Hydrogen atoms are heated to the point they fuse about 20 times a day in Culham. The extreme heat needed is achieved by energising, electrifying, and firing atoms at the mix until they fuse. But the last time this was attempted with deuterium and tritium atoms was back in 1997. That experiment produced 16 megawatts of energy, enough to power a small town. But the power surge lasted just 0.15 seconds.

Professor Ian Chapman, chief executive of the United Kingdom Atomic Energy Authority and in charge of the JET research project explains that the team is now confident it can maintain energy output from the fusion for at least 5 seconds.

“We went up to a lot of power and then lost control of it. It came down very quickly. Now we’ve got a lot more control over the field, we can make it last a lot longer.”

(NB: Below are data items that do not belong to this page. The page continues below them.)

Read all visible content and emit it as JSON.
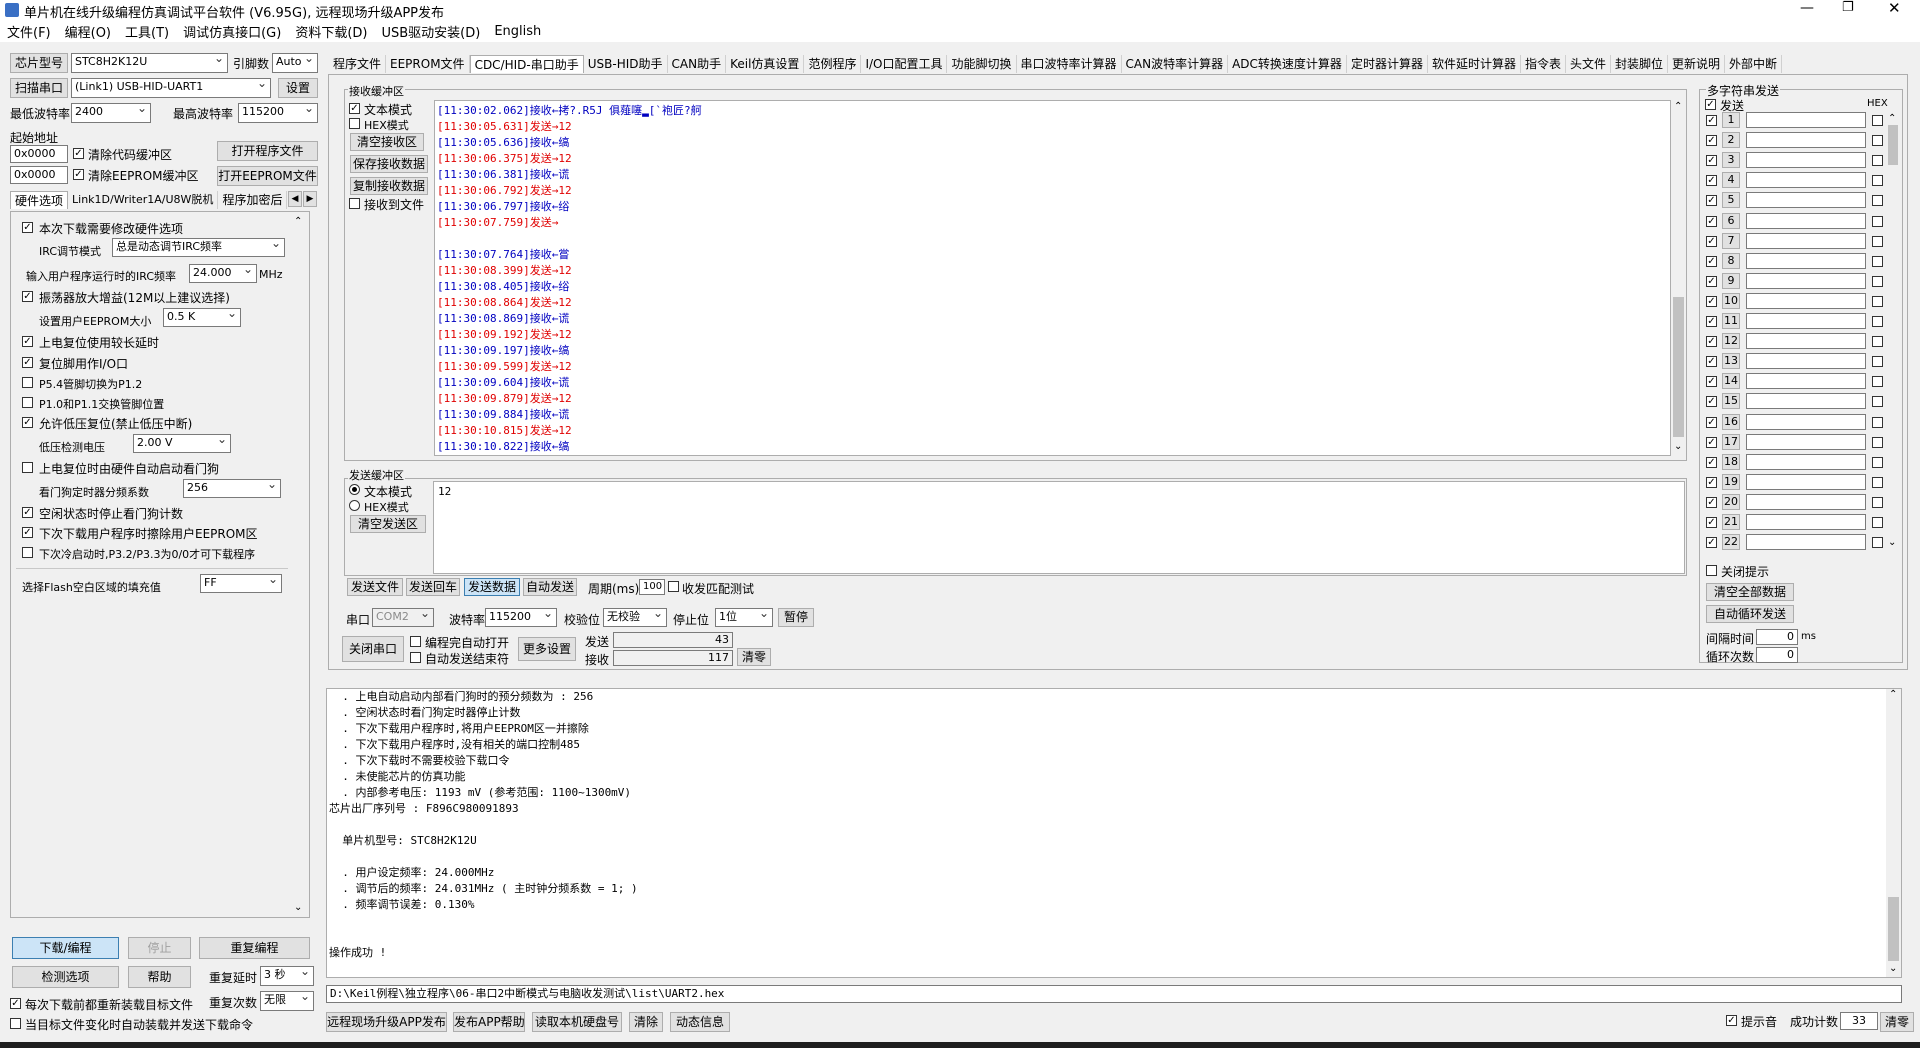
{
  "window": {
    "title": "单片机在线升级编程仿真调试平台软件 (V6.95G), 远程现场升级APP发布"
  },
  "menu": [
    "文件(F)",
    "编程(O)",
    "工具(T)",
    "调试仿真接口(G)",
    "资料下载(D)",
    "USB驱动安装(D)",
    "English"
  ],
  "left": {
    "chip_btn": "芯片型号",
    "chip_value": "STC8H2K12U",
    "pin_label": "引脚数",
    "pin_value": "Auto",
    "scan_btn": "扫描串口",
    "port_value": "(Link1) USB-HID-UART1",
    "settings_btn": "设置",
    "min_baud_label": "最低波特率",
    "min_baud_value": "2400",
    "max_baud_label": "最高波特率",
    "max_baud_value": "115200",
    "start_addr_label": "起始地址",
    "addr1": "0x0000",
    "clear_code_label": "清除代码缓冲区",
    "open_prog_btn": "打开程序文件",
    "addr2": "0x0000",
    "clear_eeprom_label": "清除EEPROM缓冲区",
    "open_eeprom_btn": "打开EEPROM文件",
    "tabs": [
      "硬件选项",
      "Link1D/Writer1A/U8W脱机",
      "程序加密后"
    ],
    "options": {
      "opt1": "本次下载需要修改硬件选项",
      "irc_mode_label": "IRC调节模式",
      "irc_mode_value": "总是动态调节IRC频率",
      "irc_freq_label": "输入用户程序运行时的IRC频率",
      "irc_freq_value": "24.000",
      "irc_unit": "MHz",
      "osc_gain": "振荡器放大增益(12M以上建议选择)",
      "eeprom_size_label": "设置用户EEPROM大小",
      "eeprom_size_value": "0.5 K",
      "long_delay": "上电复位使用较长延时",
      "reset_io": "复位脚用作I/O口",
      "p54": "P5.4管脚切换为P1.2",
      "p10": "P1.0和P1.1交换管脚位置",
      "lvr": "允许低压复位(禁止低压中断)",
      "lvd_label": "低压检测电压",
      "lvd_value": "2.00 V",
      "wdt_auto": "上电复位时由硬件自动启动看门狗",
      "wdt_div_label": "看门狗定时器分频系数",
      "wdt_div_value": "256",
      "idle_wdt": "空闲状态时停止看门狗计数",
      "erase_eeprom": "下次下载用户程序时擦除用户EEPROM区",
      "cold_boot": "下次冷启动时,P3.2/P3.3为0/0才可下载程序",
      "fill_label": "选择Flash空白区域的填充值",
      "fill_value": "FF"
    },
    "download_btn": "下载/编程",
    "stop_btn": "停止",
    "reprog_btn": "重复编程",
    "check_btn": "检测选项",
    "help_btn": "帮助",
    "retry_delay_label": "重复延时",
    "retry_delay_value": "3 秒",
    "reload_label": "每次下载前都重新装载目标文件",
    "retry_count_label": "重复次数",
    "retry_count_value": "无限",
    "auto_send_label": "当目标文件变化时自动装载并发送下载命令"
  },
  "top_tabs": [
    "程序文件",
    "EEPROM文件",
    "CDC/HID-串口助手",
    "USB-HID助手",
    "CAN助手",
    "Keil仿真设置",
    "范例程序",
    "I/O口配置工具",
    "功能脚切换",
    "串口波特率计算器",
    "CAN波特率计算器",
    "ADC转换速度计算器",
    "定时器计算器",
    "软件延时计算器",
    "指令表",
    "头文件",
    "封装脚位",
    "更新说明",
    "外部中断"
  ],
  "serial": {
    "recv_title": "接收缓冲区",
    "text_mode": "文本模式",
    "hex_mode": "HEX模式",
    "clear_recv": "清空接收区",
    "save_recv": "保存接收数据",
    "copy_recv": "复制接收数据",
    "recv_to_file": "接收到文件",
    "recv_lines": [
      {
        "t": "[11:30:02.062]",
        "d": "接收←拷?.R5J  俱薤噻▂[`袍匠?舸",
        "k": "rx"
      },
      {
        "t": "[11:30:05.631]",
        "d": "发送→12",
        "k": "tx"
      },
      {
        "t": "[11:30:05.636]",
        "d": "接收←缟",
        "k": "rx"
      },
      {
        "t": "[11:30:06.375]",
        "d": "发送→12",
        "k": "tx"
      },
      {
        "t": "[11:30:06.381]",
        "d": "接收←谎",
        "k": "rx"
      },
      {
        "t": "[11:30:06.792]",
        "d": "发送→12",
        "k": "tx"
      },
      {
        "t": "[11:30:06.797]",
        "d": "接收←绤",
        "k": "rx"
      },
      {
        "t": "[11:30:07.759]",
        "d": "发送→",
        "k": "tx"
      },
      {
        "t": "",
        "d": "",
        "k": "rx"
      },
      {
        "t": "[11:30:07.764]",
        "d": "接收←嘗",
        "k": "rx"
      },
      {
        "t": "[11:30:08.399]",
        "d": "发送→12",
        "k": "tx"
      },
      {
        "t": "[11:30:08.405]",
        "d": "接收←绤",
        "k": "rx"
      },
      {
        "t": "[11:30:08.864]",
        "d": "发送→12",
        "k": "tx"
      },
      {
        "t": "[11:30:08.869]",
        "d": "接收←谎",
        "k": "rx"
      },
      {
        "t": "[11:30:09.192]",
        "d": "发送→12",
        "k": "tx"
      },
      {
        "t": "[11:30:09.197]",
        "d": "接收←缟",
        "k": "rx"
      },
      {
        "t": "[11:30:09.599]",
        "d": "发送→12",
        "k": "tx"
      },
      {
        "t": "[11:30:09.604]",
        "d": "接收←谎",
        "k": "rx"
      },
      {
        "t": "[11:30:09.879]",
        "d": "发送→12",
        "k": "tx"
      },
      {
        "t": "[11:30:09.884]",
        "d": "接收←谎",
        "k": "rx"
      },
      {
        "t": "[11:30:10.815]",
        "d": "发送→12",
        "k": "tx"
      },
      {
        "t": "[11:30:10.822]",
        "d": "接收←缟",
        "k": "rx"
      }
    ],
    "send_title": "发送缓冲区",
    "send_text_mode": "文本模式",
    "send_hex_mode": "HEX模式",
    "clear_send": "清空发送区",
    "send_value": "12",
    "send_file_btn": "发送文件",
    "send_enter_btn": "发送回车",
    "send_data_btn": "发送数据",
    "auto_send_btn": "自动发送",
    "period_label": "周期(ms)",
    "period_value": "100",
    "match_test": "收发匹配测试",
    "port_label": "串口",
    "port_value": "COM2",
    "baud_label": "波特率",
    "baud_value": "115200",
    "parity_label": "校验位",
    "parity_value": "无校验",
    "stop_label": "停止位",
    "stop_value": "1位",
    "pause_btn": "暂停",
    "close_port_btn": "关闭串口",
    "auto_open": "编程完自动打开",
    "auto_send_end": "自动发送结束符",
    "more_settings": "更多设置",
    "send_count_label": "发送",
    "send_count": "43",
    "recv_count_label": "接收",
    "recv_count": "117",
    "clear_count_btn": "清零"
  },
  "multi": {
    "title": "多字符串发送",
    "send_label": "发送",
    "hex_label": "HEX",
    "rows": [
      "1",
      "2",
      "3",
      "4",
      "5",
      "6",
      "7",
      "8",
      "9",
      "10",
      "11",
      "12",
      "13",
      "14",
      "15",
      "16",
      "17",
      "18",
      "19",
      "20",
      "21",
      "22"
    ],
    "close_tip": "关闭提示",
    "clear_all": "清空全部数据",
    "auto_cycle": "自动循环发送",
    "interval_label": "间隔时间",
    "interval_value": "0",
    "interval_unit": "ms",
    "cycle_label": "循环次数",
    "cycle_value": "0"
  },
  "log": [
    "  . 上电自动启动内部看门狗时的预分频数为 : 256",
    "  . 空闲状态时看门狗定时器停止计数",
    "  . 下次下载用户程序时,将用户EEPROM区一并擦除",
    "  . 下次下载用户程序时,没有相关的端口控制485",
    "  . 下次下载时不需要校验下载口令",
    "  . 未使能芯片的仿真功能",
    "  . 内部参考电压: 1193 mV (参考范围: 1100~1300mV)",
    "芯片出厂序列号 : F896C980091893",
    "",
    "  单片机型号: STC8H2K12U",
    "",
    "  . 用户设定频率: 24.000MHz",
    "  . 调节后的频率: 24.031MHz ( 主时钟分频系数 = 1; )",
    "  . 频率调节误差: 0.130%",
    "",
    "",
    "操作成功 !"
  ],
  "bottom": {
    "path": "D:\\Keil例程\\独立程序\\06-串口2中断模式与电脑收发测试\\list\\UART2.hex",
    "publish_btn": "远程现场升级APP发布",
    "publish_help_btn": "发布APP帮助",
    "disk_btn": "读取本机硬盘号",
    "clear_btn": "清除",
    "dynamic_btn": "动态信息",
    "beep_label": "提示音",
    "success_label": "成功计数",
    "success_value": "33",
    "reset_btn": "清零"
  }
}
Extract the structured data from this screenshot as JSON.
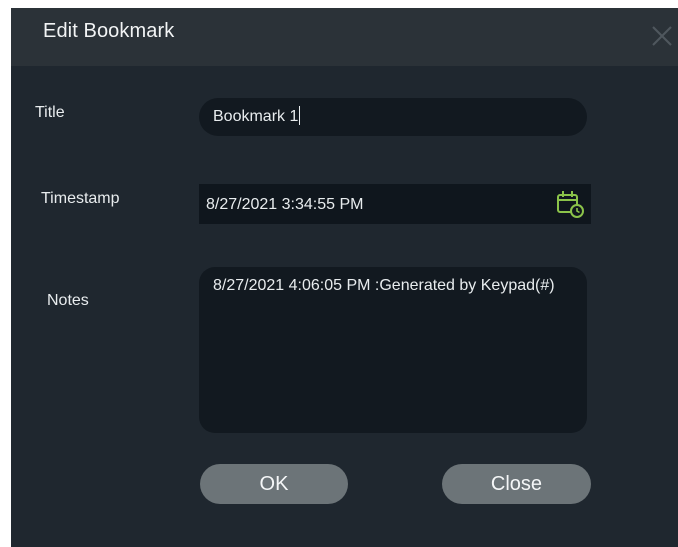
{
  "dialog": {
    "title": "Edit Bookmark",
    "close_icon": "close-x-icon",
    "calendar_icon": "calendar-clock-icon",
    "accent_color": "#8bc34a"
  },
  "fields": {
    "title_label": "Title",
    "title_value": "Bookmark 1",
    "timestamp_label": "Timestamp",
    "timestamp_value": "8/27/2021 3:34:55 PM",
    "notes_label": "Notes",
    "notes_value": "8/27/2021 4:06:05 PM :Generated by Keypad(#)"
  },
  "buttons": {
    "ok_label": "OK",
    "close_label": "Close"
  }
}
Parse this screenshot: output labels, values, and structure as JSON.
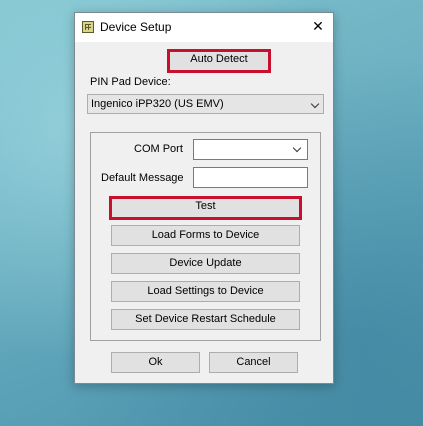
{
  "window": {
    "title": "Device Setup",
    "close_glyph": "✕"
  },
  "buttons": {
    "auto_detect": "Auto Detect",
    "test": "Test",
    "load_forms": "Load Forms to Device",
    "device_update": "Device Update",
    "load_settings": "Load Settings to Device",
    "restart_schedule": "Set Device Restart Schedule",
    "ok": "Ok",
    "cancel": "Cancel"
  },
  "pin_pad": {
    "label": "PIN Pad Device:",
    "selected": "Ingenico iPP320 (US EMV)"
  },
  "com_port": {
    "label": "COM Port",
    "value": ""
  },
  "default_message": {
    "label": "Default Message",
    "value": ""
  },
  "colors": {
    "highlight_border": "#c8102e",
    "dialog_bg": "#f0f0f0",
    "button_bg": "#e1e1e1"
  },
  "icons": {
    "app": "grid-icon",
    "close": "close-icon",
    "dropdown": "chevron-down-icon"
  }
}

The difference comes from years of work spent refining how the fuel is pumped into the reaction chamber. Most of the experimentation has involved only deuterium because tritium’s radioactivity makes handling it complex. And its pricey at £70,000 a gram. This summer’s experiments will use 60 grams of tritium, at a cost of £4.2 million. At least it can be recycled.

It is hoped the experiment will prove the principal that a subsequent and much larger experiment will be based on. Scale is needed to prove nuclear fusion can produce more energy than the vast quantities required to catalyse it. When JET’s 1997 experiment with the same fuel mix produced 16MW of power, it was still a net minus because 24MW was required as input to heat the hydrogen particles to the temperature at which they fused. When Culham fuses atoms it has to call the National Grid in advance, such is the amount of electricity input needed. With scale, the energy produced would be more than the input. Chapman explains:

“In a small nuclear reaction, a lot of energy escapes from the centre of the gas ball to the edge, in the form of heat, where it has to be safely removed. There is a lot of waste. A bigger reaction retains more energy within the gas ball.”

The bigger experiment will involve a larger version of the JET machine a Culham that has been constructed at a site in Provence, France. The machine has been called Iter, Latin for “the way”, and has been funded by 35 countries at a cost of £20 billion. It’s the world’s most expensive science experiment.

The size of Iter, it is thought, will allow it to achieve efficiencies beyond the smaller JET. Champan says an input of 50MW is expected to yield 500MW of energy. According to Chapman, the 450MW surplus would be enough to power a city roughly the size of Leeds or Liverpool.

It will be another five years before Iter will be completed. In the meanwhile, it is hoped the experiments conducted in JET at the Culham Centre will have proven the physics work. Chapman says the aim is for nuclear fusion reactors to be pumping huge volumes of energy into the grid by “the early 2040s”.

Chapman cautions:

“It takes time. The wind turbine first produced electricity in the 1880s. It didn’t happen overnight.”

But if nuclear fusion does work and is in commercial operation by the 2040s, the vast stretches of renewable energy generating technology spreading over the planet as we speak may only be needed for another few decades. Those turbines might not be troubling migrating birds for long.

This article is for information purposes only.